Last week I built a publishing pipeline. My chat agent, Claudia (an in-house thing I run on a Mac Mini), would draft articles, generate a featured image, and push the result to my CMS. It worked. The articles showed up.
Then I tried to edit one in chat. "Tighten the second paragraph of the AI automation post." Claudia had no idea what I was talking about.
This is the part of building tools that almost nobody writes about. The first version of any feature works in a straight line. You wire input to output and the demo lands. But the moment you try to use the thing, you discover that you've built a function and not a workflow. The function doesn't remember anything. It doesn't know what it produced last time. It has no sense of return.
The fix took most of a day. I want to write down what it actually looked like, because the shape of it generalizes.
What was missing
The publisher created rows in a content_entries table: title, slug, external post ID, preview URL, all the stuff a CMS hands back when you push a draft. Good. That row was the canonical record of "this article exists."
But the chat surface had no connection to that table. Every conversation started from zero. There was no way to say "open the thread for this specific article" because conversations didn't know what an article was. They had a projectId and a list of messages and nothing else.
The smallest fix that would solve the problem was a foreign key. Add contentEntryId to the conversations table. Nullable, so existing threads stay untouched. When the user clicks "Chat about this →" from the article list, look up an existing conversation with that contentEntryId; if none, create one. Same thread, every time, for that article.
That part was a Drizzle migration and about thirty lines of route code.
The interesting part
The interesting part was what to put in the system prompt.
An article-scoped thread is not a generic chat. It's a conversation about a specific piece of writing. So at request time, the context builder reads the markdown body off disk and injects it into the prompt. Title, slug, site, post ID, preview URL, and the actual current text of the article. Every turn.

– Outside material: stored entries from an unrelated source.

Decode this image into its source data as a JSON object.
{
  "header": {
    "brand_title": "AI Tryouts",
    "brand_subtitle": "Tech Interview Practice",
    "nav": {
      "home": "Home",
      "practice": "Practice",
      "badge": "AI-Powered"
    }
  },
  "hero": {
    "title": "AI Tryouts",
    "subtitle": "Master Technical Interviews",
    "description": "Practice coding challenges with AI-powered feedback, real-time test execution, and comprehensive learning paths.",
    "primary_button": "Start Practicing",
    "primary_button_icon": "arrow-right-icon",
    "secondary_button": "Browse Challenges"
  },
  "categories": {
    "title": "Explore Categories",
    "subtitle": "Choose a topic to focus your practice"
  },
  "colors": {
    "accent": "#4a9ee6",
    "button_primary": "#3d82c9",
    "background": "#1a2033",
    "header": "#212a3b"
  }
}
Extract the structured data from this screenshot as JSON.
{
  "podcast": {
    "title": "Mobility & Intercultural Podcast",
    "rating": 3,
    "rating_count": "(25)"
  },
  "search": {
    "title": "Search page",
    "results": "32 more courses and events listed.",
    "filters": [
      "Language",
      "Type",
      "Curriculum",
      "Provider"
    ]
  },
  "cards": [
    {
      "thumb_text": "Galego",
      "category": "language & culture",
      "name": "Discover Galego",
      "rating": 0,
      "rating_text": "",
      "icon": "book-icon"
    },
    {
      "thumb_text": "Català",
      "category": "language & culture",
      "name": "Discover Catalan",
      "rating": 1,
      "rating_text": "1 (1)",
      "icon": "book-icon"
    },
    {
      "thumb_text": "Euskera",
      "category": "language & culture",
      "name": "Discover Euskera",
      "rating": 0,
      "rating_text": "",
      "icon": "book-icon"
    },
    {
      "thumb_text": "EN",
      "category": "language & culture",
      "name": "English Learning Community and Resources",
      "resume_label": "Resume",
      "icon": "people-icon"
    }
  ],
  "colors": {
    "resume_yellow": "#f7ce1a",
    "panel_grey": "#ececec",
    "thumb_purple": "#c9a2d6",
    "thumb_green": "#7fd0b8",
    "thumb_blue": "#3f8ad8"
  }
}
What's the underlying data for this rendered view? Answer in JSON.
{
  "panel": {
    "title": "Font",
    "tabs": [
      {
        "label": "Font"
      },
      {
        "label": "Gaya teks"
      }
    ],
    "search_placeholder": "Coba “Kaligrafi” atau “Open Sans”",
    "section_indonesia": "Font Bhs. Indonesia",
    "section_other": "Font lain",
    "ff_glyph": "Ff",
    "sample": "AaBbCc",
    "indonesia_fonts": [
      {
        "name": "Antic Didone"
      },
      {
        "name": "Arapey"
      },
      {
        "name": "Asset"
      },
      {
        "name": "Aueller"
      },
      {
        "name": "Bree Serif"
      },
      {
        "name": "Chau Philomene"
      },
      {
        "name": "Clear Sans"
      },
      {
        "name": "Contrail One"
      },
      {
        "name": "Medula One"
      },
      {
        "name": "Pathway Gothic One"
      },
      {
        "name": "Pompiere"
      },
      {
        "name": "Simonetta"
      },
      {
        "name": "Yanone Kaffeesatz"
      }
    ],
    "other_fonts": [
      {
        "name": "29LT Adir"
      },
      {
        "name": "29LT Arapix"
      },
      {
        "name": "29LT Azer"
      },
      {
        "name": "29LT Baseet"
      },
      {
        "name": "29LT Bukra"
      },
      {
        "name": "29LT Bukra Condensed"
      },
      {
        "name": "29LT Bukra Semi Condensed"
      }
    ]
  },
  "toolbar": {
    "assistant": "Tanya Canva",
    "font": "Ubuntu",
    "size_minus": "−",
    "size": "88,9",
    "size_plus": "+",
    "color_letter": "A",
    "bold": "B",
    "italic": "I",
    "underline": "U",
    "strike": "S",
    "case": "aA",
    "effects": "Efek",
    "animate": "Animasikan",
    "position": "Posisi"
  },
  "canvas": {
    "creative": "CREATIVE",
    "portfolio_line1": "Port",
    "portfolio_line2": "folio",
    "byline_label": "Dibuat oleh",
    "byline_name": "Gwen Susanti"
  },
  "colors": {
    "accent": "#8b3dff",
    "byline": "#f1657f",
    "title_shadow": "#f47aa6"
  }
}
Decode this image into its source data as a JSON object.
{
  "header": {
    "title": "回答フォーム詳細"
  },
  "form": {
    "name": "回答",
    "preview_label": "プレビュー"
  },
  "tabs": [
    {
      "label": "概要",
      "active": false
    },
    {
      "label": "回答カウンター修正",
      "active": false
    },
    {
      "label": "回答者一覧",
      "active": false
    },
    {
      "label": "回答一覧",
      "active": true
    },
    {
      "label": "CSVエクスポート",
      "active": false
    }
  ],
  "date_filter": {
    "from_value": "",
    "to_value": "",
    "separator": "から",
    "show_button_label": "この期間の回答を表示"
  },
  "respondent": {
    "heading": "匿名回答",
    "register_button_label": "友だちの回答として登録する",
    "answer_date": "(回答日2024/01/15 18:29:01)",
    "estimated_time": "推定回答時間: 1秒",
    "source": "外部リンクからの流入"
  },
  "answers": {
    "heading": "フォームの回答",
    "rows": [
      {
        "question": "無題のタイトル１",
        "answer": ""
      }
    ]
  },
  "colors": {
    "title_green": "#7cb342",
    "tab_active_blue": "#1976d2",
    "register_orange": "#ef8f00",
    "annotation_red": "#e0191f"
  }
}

The cost of this is a few thousand tokens per request. The benefit is that the chat agent now has the article in working memory. I can quote a phrase and she knows where it lives in the piece. I can say "the second paragraph" and there is a second paragraph she can see.
This is the move that makes the difference between a chat agent that talks about your work and a chat agent that's actually inside it.
Editing without buttons
Here's where the architecture stopped being obvious. Once Claudia could see the article and could discuss edits, what does "applying" an edit look like?
The obvious answer is a button in the UI. "Apply edit." Pop a diff modal, let me approve, fire a write. That's the path most apps take.
I didn't want it. The button forces a UI for every workflow, and I have a lot of workflows. I wanted the edit to happen the same way every other action happens: through chat.
So the flow looks like this. User asks for an edit. The fast chat tier (a one-shot claude --print call, no tools, no state) drafts the edit inline and asks for confirmation. User replies "apply" or "ship it" or "do it." The fast tier emits a structured action token in its response: [DELEGATE:HeadstringEditor: edit drafts/<site>/<slug>/draft.md to ... then re-run the publisher].
That token gets parsed out of the chat response and spawns a worker. The worker is a real Claude Code instance: tmux, full filesystem, all the tools. It reads the file, makes the edit, runs the publish script, and posts the result back into the conversation as a new message. "Updated draft, preview here."
Two tiers. Tier 1 is cheap and fast and stateless. Tier 2 is expensive and slow and can do anything. The chat surface is Tier 1; the worker is Tier 2. The handoff is a parseable string in the model's output.
This pattern is doing a lot of work. It lets me keep chat responsive while still being able to take real action. It keeps state in the conversation, not in the UI. It means every edit, every publish, every change has a written record of why, because the user's request and the agent's draft and the user's confirmation are all just messages in the same thread.
What it feels like to use
I open the articles page. I see a list of everything published, grouped by site. I click into a piece from yesterday. The conversation that's there is the one I had when I first drafted it, plus whatever I've added since. The agent already knows the article. The body is in the prompt every turn.
"This intro is doing too much work. Cut the second sentence."
She rewrites the first paragraph, shows me the diff, asks if I want to apply it.
"Apply."
About forty seconds later: "Updated. Preview here."
That's it. No file picker, no IDE, no copy-paste between tools. The thread is the editorial conversation, and the agent is sitting inside it.
The piece I want to remember from this week is not the foreign key or the system prompt or the delegate pattern. It's that the shape of the architecture turned out to mirror the shape of the work. Articles get threads because articles are conversations across time. Drafts live on disk because drafts have a life outside the database. Edits happen in chat because that's where the thinking happens. Workers spawn from chat because chat is where the decision gets made.
When the architecture matches the work, the tools mostly disappear, and what's left is the thing you were actually trying to do.